Unlike British barmaids, the girls pulled no beer pump handles. In fact there was no draught beer available. Drinks came in bottles and were served by Chinese ‘boys’ who could be any age from 20 to 70 or thereabouts. The girls decorated the joint, sat with the lads and coaxed by various means ‘drinks’ – usually coloured water or tea – out of them.

Sapper Mann took me along to the Handy Bar where the long-legged, busty beauty of one girl, Nadya, had John Thomas up in appreciation long before she joined us at the Sapper’s invitation. He had the cash. I didn’t. He felt generous – willing and ready to play the host for  newcomer.

Leg! I loved ‘em. Nadya had a pair that dazzled the eyes – long, shapely, stocking-clad, supported by high-heeled, shiny shoes. And her neckline was low enough to suggest that a couple of size 38s might break loose if she bent any lower over the table. I, for one, was ready to catch them!

Dark-haired, brown-eyed, she resembled Dorothy Lamour though it would have been a pity to cover up those legs with a sarong.

She noticed that my eyes were bulging and immediately found that there was something wrong with one of her shoes. She stood up, placed one foot on the chair so that I got almost a worm’s-eye view up to suspender-belt height, bent forward, which temporarily had my eyes going up and down like a yo-yo, and began to fiddle about with the ‘offending’ footwear.

Like Olga Polovski, the Russian spy, she was in imminent danger. Poor old Olga, so the story had it, was going to be executed by a firing squad for conning Allied secrets in World War One. She appeared before the squad in a fur coat and, as the men in front of her took aim with their rifles, discarded the garment to stand completely and beautifully naked. She fell dead – riddled with fly buttons.

Certainly the strain on my flies was intense, a point which Nadya had duly noted. Tumescence had to be maintained – it meant generosity, drinks. The leg show continued. She had considered the lure of bosom and, after weighing up my reaction carefully, had come to the conclusion that while I might be a tit man it was for certain that legs would arouse benevolence as far as I was concerned. She was right.

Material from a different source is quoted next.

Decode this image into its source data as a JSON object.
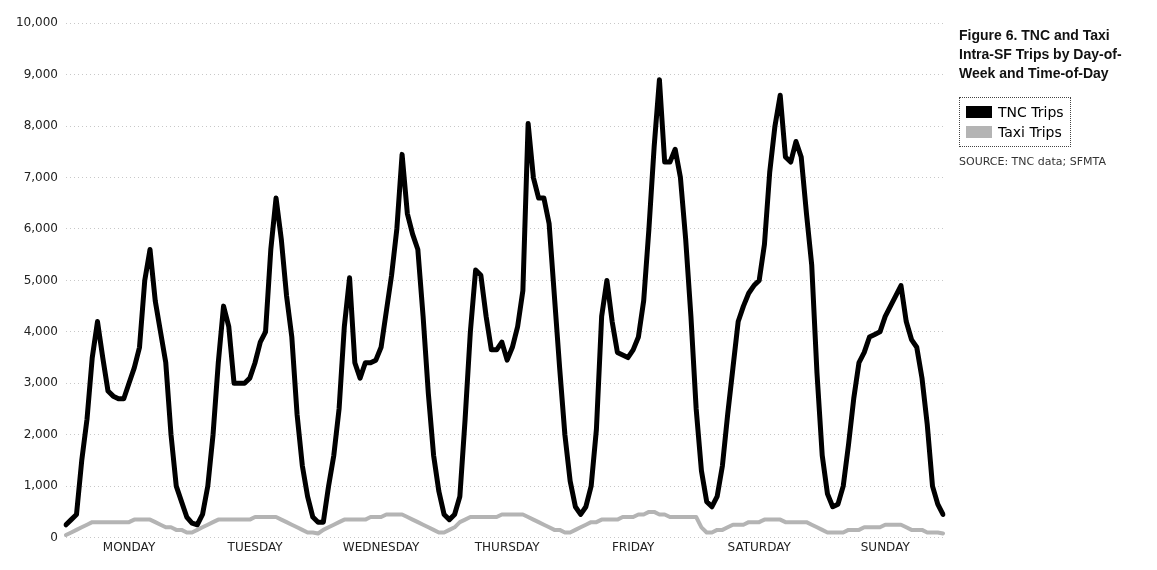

Unfortunately, my financial embarrassment stopped me ordering another round and Sapper was obviously reaching zero mark. He suggested we should leave.

Ralph Shaw, Sin City, (Everest Books, 1973, London)

 

 

(1) The troopship SS Dilwara built by the British India Line in 1936 and operating under charter to the British government. The Dilwara could carry 1,150 troops a voyage.